今までも決断を肯定されたことはあった。しかし言葉にするまでもなく、俺の内を言い当てられたのは初めてだった。
そうだ。そのとき胸の中を駆け巡ったものは、感動だった。
人を理解する力を持つ翔一が素敵だと思った。俺にはない能力だ。
それがどれだけの激励になるかを体験したのだ。
しかし春樹の言う通り、所詮は完全に理解することはできない他人。
俺は甘えていた。
今なら何が一番の間違いか分かる。
俺は、翔一のことを理解しようとはしなかった。いや、しているつもりだったのだ。言動の根拠とか、考え方の根源。

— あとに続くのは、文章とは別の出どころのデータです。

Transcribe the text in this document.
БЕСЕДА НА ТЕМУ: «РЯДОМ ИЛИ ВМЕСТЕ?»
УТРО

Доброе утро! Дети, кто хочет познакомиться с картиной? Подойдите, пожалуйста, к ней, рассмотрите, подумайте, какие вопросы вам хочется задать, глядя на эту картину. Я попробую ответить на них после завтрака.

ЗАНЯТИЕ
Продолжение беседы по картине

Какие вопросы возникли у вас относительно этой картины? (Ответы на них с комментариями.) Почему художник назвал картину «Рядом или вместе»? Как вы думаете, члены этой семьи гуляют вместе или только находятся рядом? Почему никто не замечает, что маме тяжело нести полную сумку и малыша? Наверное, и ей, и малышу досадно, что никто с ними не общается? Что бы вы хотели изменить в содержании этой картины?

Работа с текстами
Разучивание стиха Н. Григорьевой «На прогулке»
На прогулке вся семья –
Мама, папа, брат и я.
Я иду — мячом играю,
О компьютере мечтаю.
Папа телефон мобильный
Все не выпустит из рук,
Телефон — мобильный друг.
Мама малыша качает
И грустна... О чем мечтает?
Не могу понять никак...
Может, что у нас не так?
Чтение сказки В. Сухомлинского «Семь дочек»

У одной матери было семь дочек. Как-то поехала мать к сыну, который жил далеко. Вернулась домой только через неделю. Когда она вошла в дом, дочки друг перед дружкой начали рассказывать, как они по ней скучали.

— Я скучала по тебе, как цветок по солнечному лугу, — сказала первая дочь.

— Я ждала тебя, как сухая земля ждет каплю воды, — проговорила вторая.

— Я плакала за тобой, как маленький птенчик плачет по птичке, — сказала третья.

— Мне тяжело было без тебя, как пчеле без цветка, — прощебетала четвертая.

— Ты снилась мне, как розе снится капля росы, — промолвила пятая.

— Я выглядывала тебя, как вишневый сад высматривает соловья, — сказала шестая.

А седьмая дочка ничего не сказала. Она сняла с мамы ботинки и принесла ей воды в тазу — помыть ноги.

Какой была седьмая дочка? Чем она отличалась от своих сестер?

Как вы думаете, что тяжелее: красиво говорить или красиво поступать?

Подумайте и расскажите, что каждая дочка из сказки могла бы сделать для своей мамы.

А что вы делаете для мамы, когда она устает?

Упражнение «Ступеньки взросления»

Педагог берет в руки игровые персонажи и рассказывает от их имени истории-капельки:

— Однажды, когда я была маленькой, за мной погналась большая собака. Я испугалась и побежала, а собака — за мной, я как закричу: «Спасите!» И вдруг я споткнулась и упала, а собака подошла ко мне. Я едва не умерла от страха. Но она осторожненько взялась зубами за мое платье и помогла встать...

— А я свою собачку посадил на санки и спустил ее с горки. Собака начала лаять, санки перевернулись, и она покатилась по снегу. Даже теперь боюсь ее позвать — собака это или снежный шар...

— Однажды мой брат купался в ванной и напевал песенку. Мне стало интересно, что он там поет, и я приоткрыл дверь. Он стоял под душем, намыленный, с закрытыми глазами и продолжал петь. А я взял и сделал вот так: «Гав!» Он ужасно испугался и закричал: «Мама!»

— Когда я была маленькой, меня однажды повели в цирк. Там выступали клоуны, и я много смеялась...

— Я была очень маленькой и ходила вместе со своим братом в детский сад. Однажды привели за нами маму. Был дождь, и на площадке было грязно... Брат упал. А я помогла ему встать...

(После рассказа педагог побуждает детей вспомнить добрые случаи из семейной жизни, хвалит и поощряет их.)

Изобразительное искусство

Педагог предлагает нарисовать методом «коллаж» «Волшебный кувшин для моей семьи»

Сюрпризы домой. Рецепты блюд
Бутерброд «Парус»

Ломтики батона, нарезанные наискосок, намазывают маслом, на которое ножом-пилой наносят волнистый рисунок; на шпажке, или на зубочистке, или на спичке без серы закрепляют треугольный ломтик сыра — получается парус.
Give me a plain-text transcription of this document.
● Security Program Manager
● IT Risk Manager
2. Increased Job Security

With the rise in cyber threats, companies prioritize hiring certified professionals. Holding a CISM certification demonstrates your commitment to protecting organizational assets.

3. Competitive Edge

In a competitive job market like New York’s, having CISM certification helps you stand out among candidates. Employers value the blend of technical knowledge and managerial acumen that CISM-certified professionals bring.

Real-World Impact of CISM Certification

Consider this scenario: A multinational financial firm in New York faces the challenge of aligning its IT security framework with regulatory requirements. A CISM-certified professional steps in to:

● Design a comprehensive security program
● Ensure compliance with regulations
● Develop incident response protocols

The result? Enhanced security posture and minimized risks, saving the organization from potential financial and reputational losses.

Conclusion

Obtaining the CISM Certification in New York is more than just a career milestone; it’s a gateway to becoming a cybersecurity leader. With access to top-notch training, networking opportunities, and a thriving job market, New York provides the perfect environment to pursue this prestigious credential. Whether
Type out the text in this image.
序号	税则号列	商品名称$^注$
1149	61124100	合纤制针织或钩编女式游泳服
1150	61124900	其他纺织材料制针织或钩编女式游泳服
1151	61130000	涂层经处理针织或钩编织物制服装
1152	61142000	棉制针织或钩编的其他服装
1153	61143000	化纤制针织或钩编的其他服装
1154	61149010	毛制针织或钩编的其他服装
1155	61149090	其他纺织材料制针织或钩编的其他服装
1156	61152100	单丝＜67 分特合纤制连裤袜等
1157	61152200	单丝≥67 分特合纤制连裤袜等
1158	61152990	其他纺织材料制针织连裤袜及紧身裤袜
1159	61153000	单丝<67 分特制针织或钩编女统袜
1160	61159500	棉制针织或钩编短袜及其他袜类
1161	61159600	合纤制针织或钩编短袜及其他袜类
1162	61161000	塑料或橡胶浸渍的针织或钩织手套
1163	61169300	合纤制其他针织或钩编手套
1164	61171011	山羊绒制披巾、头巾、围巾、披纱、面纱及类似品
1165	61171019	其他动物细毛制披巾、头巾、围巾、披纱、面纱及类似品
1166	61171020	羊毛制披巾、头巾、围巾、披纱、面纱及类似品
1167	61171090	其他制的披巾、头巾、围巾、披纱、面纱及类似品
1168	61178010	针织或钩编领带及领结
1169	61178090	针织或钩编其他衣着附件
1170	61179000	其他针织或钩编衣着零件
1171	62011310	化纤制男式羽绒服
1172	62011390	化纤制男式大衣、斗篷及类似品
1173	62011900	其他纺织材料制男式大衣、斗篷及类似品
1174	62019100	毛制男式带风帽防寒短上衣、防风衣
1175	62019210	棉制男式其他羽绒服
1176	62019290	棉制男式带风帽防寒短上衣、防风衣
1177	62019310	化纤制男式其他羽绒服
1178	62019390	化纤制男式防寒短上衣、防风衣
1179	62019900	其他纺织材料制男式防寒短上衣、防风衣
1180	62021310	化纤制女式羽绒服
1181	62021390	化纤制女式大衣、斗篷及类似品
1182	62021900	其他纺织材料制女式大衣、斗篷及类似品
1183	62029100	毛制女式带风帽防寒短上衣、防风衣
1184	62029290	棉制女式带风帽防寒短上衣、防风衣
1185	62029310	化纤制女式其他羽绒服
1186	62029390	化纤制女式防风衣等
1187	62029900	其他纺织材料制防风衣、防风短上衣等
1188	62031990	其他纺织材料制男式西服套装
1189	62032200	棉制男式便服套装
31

しかし、それらはまだ表面的なものでしかないと気付けなかった。翔一という男の内にある感情には、一度も触れられなかったのだろう。
もしできていたなら、きっとあんな風に『好きだ』と言えるはずがなかった。
遅すぎる気付き。
しかし翔一に出会っていなければ、あんな形で傷付けなければ、恐らくずっと知らずにいた。その善悪は分からないが多分、俺は人として成長する機会をもらっているのだ。
それが翔一と出会った意味として俺の中に残れば、そう結論付けてしまえれば、ずっと胸を打つ鋭い痛みは少しは引くのではないか。